P.S. I'm of English, Dutch, and German descent in USA

Yes the genetics is interesing for PMR.  I am almost entirely British.  It got me thinking a lot about British history and all the Vikings that conquered and established themselves everwhere- the Danelaw, the Angles (who came from just south of Denmark), the Norse still spoken off Scotland, etc,  and the Normans who were originally just another group of conquering  Vikings. 

Totally describes my experience Christine! The worst pain ever!!

Sheila

Every time I read about the "stiffness" symptom in connection with pmr, I think:  STIFFNESS? "I don't have stiffness!! -- I have PAIN! 

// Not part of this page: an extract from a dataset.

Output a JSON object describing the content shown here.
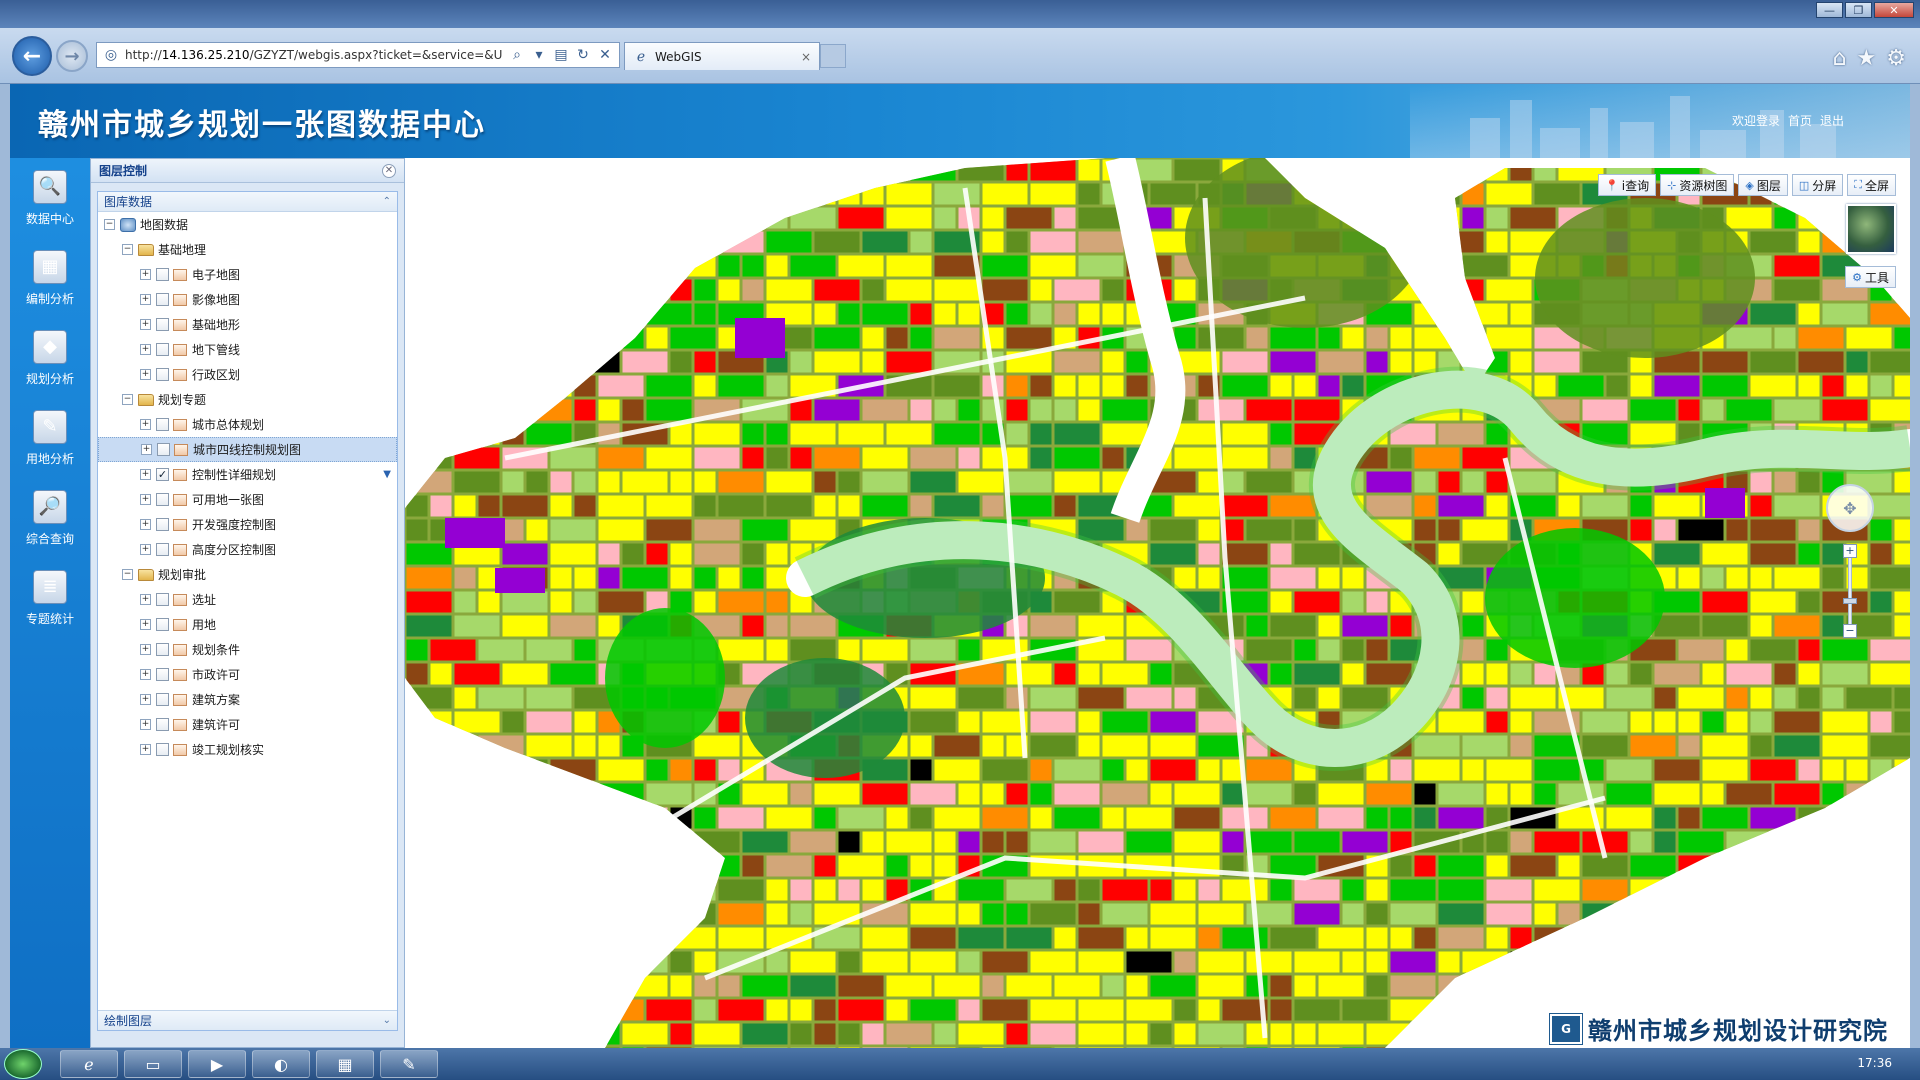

I don't know who conjured up all the stiffness talk, do you? Some stiffness never made me think of screaming, but pmr pain certainly has. 

Before I was diagnosed I used to lecture myself not to scream when getting out of bed and onto to the floor every morning, but a lot of times I found myself screaming anyway, the pain was so fierce.

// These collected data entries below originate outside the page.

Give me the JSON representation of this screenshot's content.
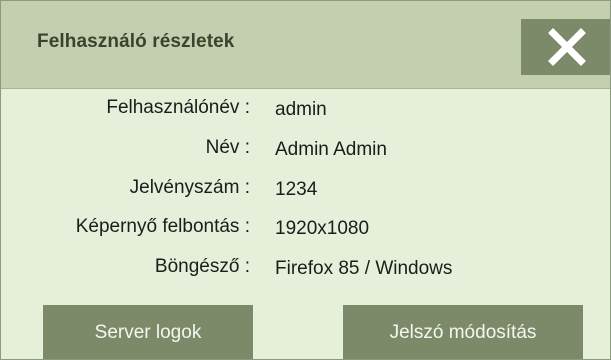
{
  "dialog": {
    "title": "Felhasználó részletek",
    "close_icon": "close-icon"
  },
  "details": [
    {
      "label": "Felhasználónév :",
      "value": "admin"
    },
    {
      "label": "Név :",
      "value": "Admin Admin"
    },
    {
      "label": "Jelvényszám :",
      "value": "1234"
    },
    {
      "label": "Képernyő felbontás :",
      "value": "1920x1080"
    },
    {
      "label": "Böngésző :",
      "value": "Firefox 85 / Windows"
    }
  ],
  "buttons": {
    "server_logs": "Server logok",
    "change_password": "Jelszó módosítás"
  },
  "colors": {
    "body_bg": "#e6efd9",
    "header_bg": "#c3cfaf",
    "button_bg": "#7d8a69",
    "button_text": "#f4f6ef",
    "title_text": "#3d4230"
  }
}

I just wonder why the word "stiffness" is more prominent in rheumy talk than the word "pain." Q: any ideas?

 

 

Agree totally Barbara! I live in fear of that pain returning. Cannot imagine feeling like that about some stiffness!!

Sheila

I finally found one site- from a NIH government website- that mentioned "bilateral upper arm tenderness" in the PMR diagnosis, which is one of the things I described to my rheumy.  Press on the upper arm and it hurts. But that seemed to make my rheumy argue against my having PMR!  

    After my description of what she said, Eileen commented "she doesn't have a clue". 

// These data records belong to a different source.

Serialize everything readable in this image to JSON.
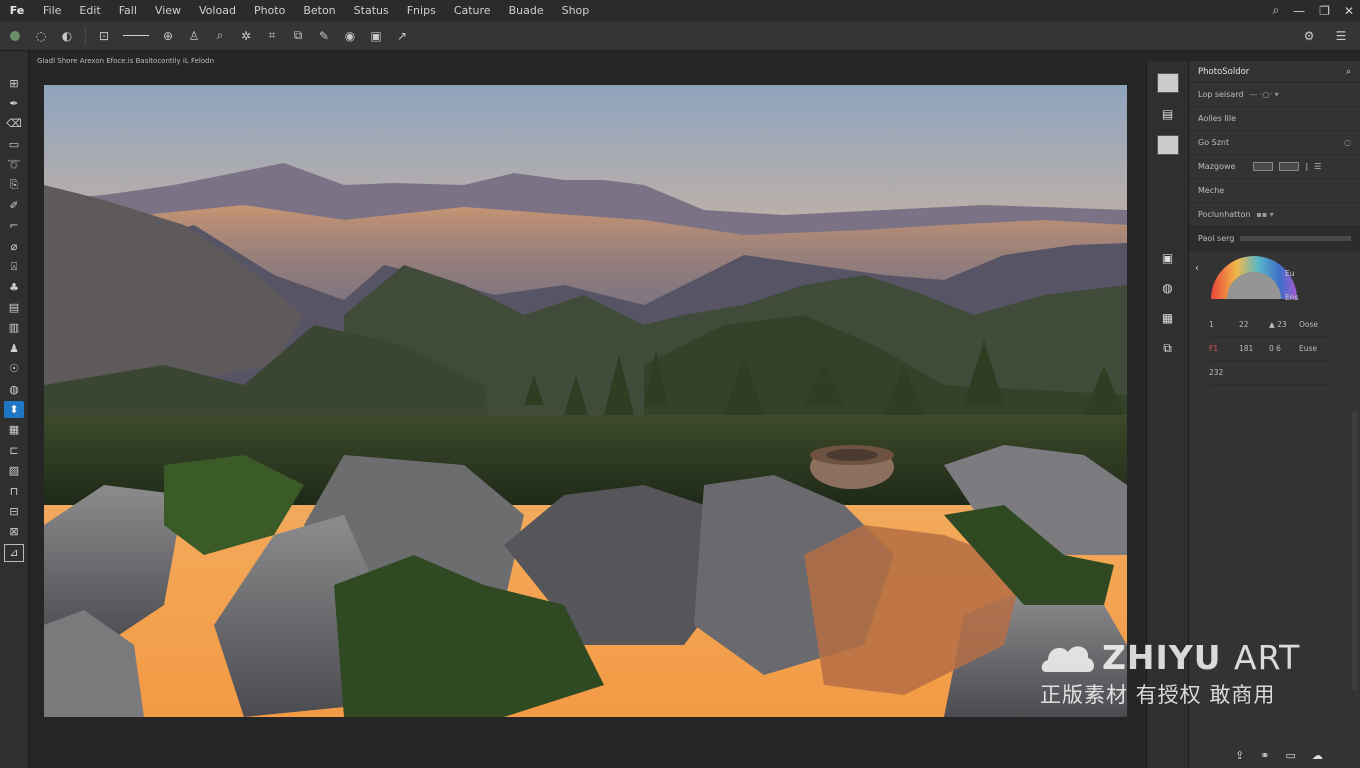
{
  "menubar": {
    "logo": "Fe",
    "items": [
      "File",
      "Edit",
      "Fall",
      "View",
      "Voload",
      "Photo",
      "Beton",
      "Status",
      "Fnips",
      "Cature",
      "Buade",
      "Shop"
    ]
  },
  "document": {
    "tab_title": "Gladl Shore Arexon Efoce.is Basitocontily iL Felodn"
  },
  "panel": {
    "title": "PhotoSoldor",
    "rows": [
      {
        "label": "Lop seisard",
        "control": "—  ·○·  ▾"
      },
      {
        "label": "Aolles Ille",
        "control": ""
      },
      {
        "label": "Go Sznt",
        "control": "○"
      },
      {
        "label": "Mazgowe",
        "control": ""
      },
      {
        "label": "Meche",
        "control": ""
      },
      {
        "label": "Poclunhatton",
        "control": "▪▪ ▾"
      },
      {
        "label": "Paol serg",
        "control": ""
      }
    ],
    "color_labels": {
      "top": "Eu",
      "mid": "Ens"
    },
    "grid": [
      [
        "1",
        "22",
        "▲ 23",
        "Oose"
      ],
      [
        "F1",
        "181",
        "0 6",
        "Euse"
      ],
      [
        "232",
        "",
        "",
        ""
      ]
    ]
  },
  "watermark": {
    "brand": "ZHIYU",
    "brand2": "ART",
    "sub": "正版素材 有授权 敢商用"
  },
  "colors": {
    "accent": "#1d77c4",
    "sky_top": "#8fa4bf",
    "sky_horizon": "#f39a45"
  }
}
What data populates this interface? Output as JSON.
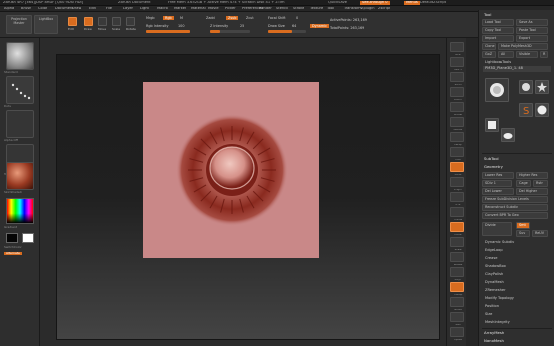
{
  "titlebar": {
    "app": "ZBrush 4R7 [x64][DSP 8HDF [QX0 9DI0 HDI]",
    "document": "ZBrush Document",
    "status": "Free Mem 3.652GB + Active Mem 474 + Scratch Disk 41 + ZTim",
    "quicksave": "QuickSave",
    "see_through": "See-through 0",
    "menus_btn": "Menus",
    "script_btn": "DefaultZScript"
  },
  "menubar": {
    "items": [
      "Alpha",
      "Brush",
      "Color",
      "Document",
      "Draw",
      "Edit",
      "File",
      "Layer",
      "Light",
      "Macro",
      "Marker",
      "Material",
      "Movie",
      "Picker",
      "Preferences",
      "Render",
      "Stencil",
      "Stroke",
      "Texture",
      "Tool",
      "Transform",
      "Zplugin",
      "Zscript"
    ]
  },
  "topshelf": {
    "projection_master": "Projection Master",
    "lightbox": "LightBox",
    "edit": "Edit",
    "draw": "Draw",
    "move": "Move",
    "scale": "Scale",
    "rotate": "Rotate",
    "mrgb": "Mrgb",
    "rgb": "Rgb",
    "m": "M",
    "rgb_intensity_label": "Rgb Intensity",
    "rgb_intensity_value": "100",
    "rgb_intensity": 1.0,
    "zadd": "Zadd",
    "zsub": "Zsub",
    "zcut": "Zcut",
    "z_intensity_label": "Z Intensity",
    "z_intensity_value": "25",
    "z_intensity": 0.25,
    "focal_shift_label": "Focal Shift",
    "focal_shift_value": "0",
    "draw_size_label": "Draw Size",
    "draw_size_value": "64",
    "draw_size": 0.64,
    "dynamic": "Dynamic",
    "active_points": "ActivePoints: 263,169",
    "total_points": "TotalPoints: 263,169"
  },
  "leftshelf": {
    "thumbs": [
      {
        "name": "brush-standard",
        "label": "Standard"
      },
      {
        "name": "stroke-dots",
        "label": "Dots"
      },
      {
        "name": "alpha-off",
        "label": "Alpha Off"
      },
      {
        "name": "texture-off",
        "label": "Texture Off"
      },
      {
        "name": "material",
        "label": "SkinShade4"
      }
    ],
    "gradient_label": "Gradient",
    "switch_color": "SwitchColor",
    "alternate": "Alternate",
    "swatch_fg": "#050505",
    "swatch_bg": "#ffffff"
  },
  "canvas": {
    "doc_color": "#c98888",
    "sculpt_color": "#8a2a1f"
  },
  "rtool1": {
    "labels": [
      "BPR",
      "SPix 3",
      "Scroll",
      "Zoom",
      "Actual",
      "AAHalf",
      "Persp",
      "Floor",
      "Local",
      "L.Sym",
      "XYZ",
      "Frame",
      "Move",
      "Scale",
      "Rotate",
      "PolyF",
      "Transp",
      "Ghost",
      "Solo",
      "Xpose"
    ]
  },
  "toolpalette": {
    "title": "Tool",
    "load_tool": "Load Tool",
    "save_as": "Save As",
    "copy_tool": "Copy Tool",
    "paste_tool": "Paste Tool",
    "import": "Import",
    "export": "Export",
    "clone": "Clone",
    "make_polymesh": "Make PolyMesh3D",
    "goz": "GoZ",
    "all": "All",
    "visible": "Visible",
    "r": "R",
    "lightbox_tools": "Lightbox▸Tools",
    "current_tool": "PM3D_Plane3D_1. 48",
    "r_label": "R",
    "brushes": [
      {
        "name": "plane3d-thumb",
        "label": "PM3D_Plane3D"
      },
      {
        "name": "cylinder3d-thumb",
        "label": "Cylinder3D"
      },
      {
        "name": "polymesh3d-thumb",
        "label": "PolyMesh3D"
      },
      {
        "name": "simplebrush-thumb",
        "label": "SimpleBrush"
      },
      {
        "name": "sphere3d-thumb",
        "label": "Sphere3D"
      },
      {
        "name": "plane-thumb",
        "label": "Plane3D"
      },
      {
        "name": "pm3d-plane-thumb",
        "label": "PM3D_Plane"
      }
    ],
    "subtool": "SubTool",
    "geometry": "Geometry",
    "lower_res": "Lower Res",
    "higher_res": "Higher Res",
    "sdiv_label": "SDiv",
    "sdiv_value": "1",
    "sdiv": 0.2,
    "cage": "Cage",
    "rstr": "Rstr",
    "del_lower": "Del Lower",
    "del_higher": "Del Higher",
    "freeze_subdiv": "Freeze SubDivision Levels",
    "reconstruct_subdiv": "Reconstruct Subdiv",
    "convert_bpr": "Convert BPR To Geo",
    "divide": "Divide",
    "smt": "Smt",
    "suv": "Suv",
    "reuv": "ReUV",
    "sections": [
      "Dynamic Subdiv",
      "EdgeLoop",
      "Crease",
      "ShadowBox",
      "ClayPolish",
      "DynaMesh",
      "ZRemesher",
      "Modify Topology",
      "Position",
      "Size",
      "MeshIntegrity"
    ],
    "bottom": [
      "ArrayMesh",
      "NanoMesh"
    ]
  }
}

    You are really going to laugh at this, but at Yale University Med School Public Health when I was there, there was a frequent saying: "just because he's a doctor, he isn't necessarily stupid."

       

  So why did we think so little of doctors?  because they think they know how to do research;  it is so easy to get  a computer program to do the so called statistical anaylsis, all without any real understanding.  Most of the time they make a terrible mess of things.  It is almost impossible to find a "good" paper without huge, glaring problems.

      But they aren't the worst.  Engineers are the worst. I have worked for all of the above and more.

And one more thought: in contrast to a lot of medical research, pharmaceutical companies usually do a very good job of clinical studies because the FDA monitors their every tiny step so closely.  The FDA has some very good statisticians in their employ.  And, for the most part people who work for pharmaceutical companies are quite ethical.  But human/ drug variation is such that not everything is caught during clinical studies, especially rare occurrences. 

I don't know anything except what I felt but the first time diagnosed I felt as though I had ground shards of glass in both hip joints. Especially going up and down stairs. In four months I was using a walker and filed for disability_-- got it in 6 months. I felt pain more than stiffness. pat

I bet you wouldn't get disability allowance now Pat!